Her healthy son was born on a memorable day: 6/6/66. “Even now when the date comes up, people comment of the sign of the devil,” she wrote. “Brendan is a successful artist now, and he shows no sign of the demonic traits.”
Lyndon Johnson was president in 1966, and the Vietnam War was escalating. None of the writers in my classes had served, but some had friends or family members who’d been drafted. One writer traveled to D.C. in 1966 to demonstrate against the war, and another wrote of joining the new organization Betty Friedan had founded that year: National Organization for Women (NOW). Her essay explained how that led to her involvement in the Chicago chapter of the National Black Feminist Organization years later.
Regan Burke was fighting against the war — and in favor of civil rights — in 1966, too. She wrote about meeting and marrying car enthusiast Jim Kelly, the father of her son Joe, that year and what ensued afterwards. “One weekend in March, Kelly drove to Florida with my mother’s boyfriend, Harry, for the annual Sebring 12-hour race that was the U.S. equivalent of France’s LeMans Grand Prix,” she wrote. “Baby Joe and I stayed home to help salvage the 1968 Eugene McCarthy presidential campaign.
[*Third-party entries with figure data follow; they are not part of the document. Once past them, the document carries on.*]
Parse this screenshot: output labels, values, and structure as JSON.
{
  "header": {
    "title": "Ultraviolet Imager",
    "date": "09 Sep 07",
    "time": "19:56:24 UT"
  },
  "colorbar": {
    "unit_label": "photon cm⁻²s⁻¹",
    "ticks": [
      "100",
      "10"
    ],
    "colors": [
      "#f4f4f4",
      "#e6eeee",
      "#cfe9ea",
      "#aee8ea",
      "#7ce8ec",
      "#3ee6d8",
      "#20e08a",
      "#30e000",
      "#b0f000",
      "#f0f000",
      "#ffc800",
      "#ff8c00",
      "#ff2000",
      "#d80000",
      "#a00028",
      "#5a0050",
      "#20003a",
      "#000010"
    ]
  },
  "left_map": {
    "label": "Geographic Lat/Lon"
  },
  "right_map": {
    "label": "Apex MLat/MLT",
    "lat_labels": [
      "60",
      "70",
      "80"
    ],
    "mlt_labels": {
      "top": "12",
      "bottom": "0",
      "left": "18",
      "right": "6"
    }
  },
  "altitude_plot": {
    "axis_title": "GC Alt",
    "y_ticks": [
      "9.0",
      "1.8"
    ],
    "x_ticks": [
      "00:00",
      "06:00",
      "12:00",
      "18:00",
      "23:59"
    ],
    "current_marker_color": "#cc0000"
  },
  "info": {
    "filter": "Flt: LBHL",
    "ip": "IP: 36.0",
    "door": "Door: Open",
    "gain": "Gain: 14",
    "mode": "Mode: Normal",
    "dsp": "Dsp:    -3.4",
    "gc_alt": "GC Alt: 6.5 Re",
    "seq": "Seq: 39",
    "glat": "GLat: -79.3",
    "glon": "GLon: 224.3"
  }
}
We roared down the highway in the gas-guzzling Austin Healy to Trenton, where I hoisted Joe into a backpack and joined McCarthy volunteers to knock on doors.”
Judy Roth got married in 1966, too, and her account of their honeymoon in Europe was a beautiful confirmation that love can truly be better the second time around. “We had a fine time except for the flight to England during which I sobbed much of the way, sure that I’d made a mistake getting married only fourteen months after my divorce,” she wrote. “I got over it by the time we landed and didn’t look back for 43 wonderful years.”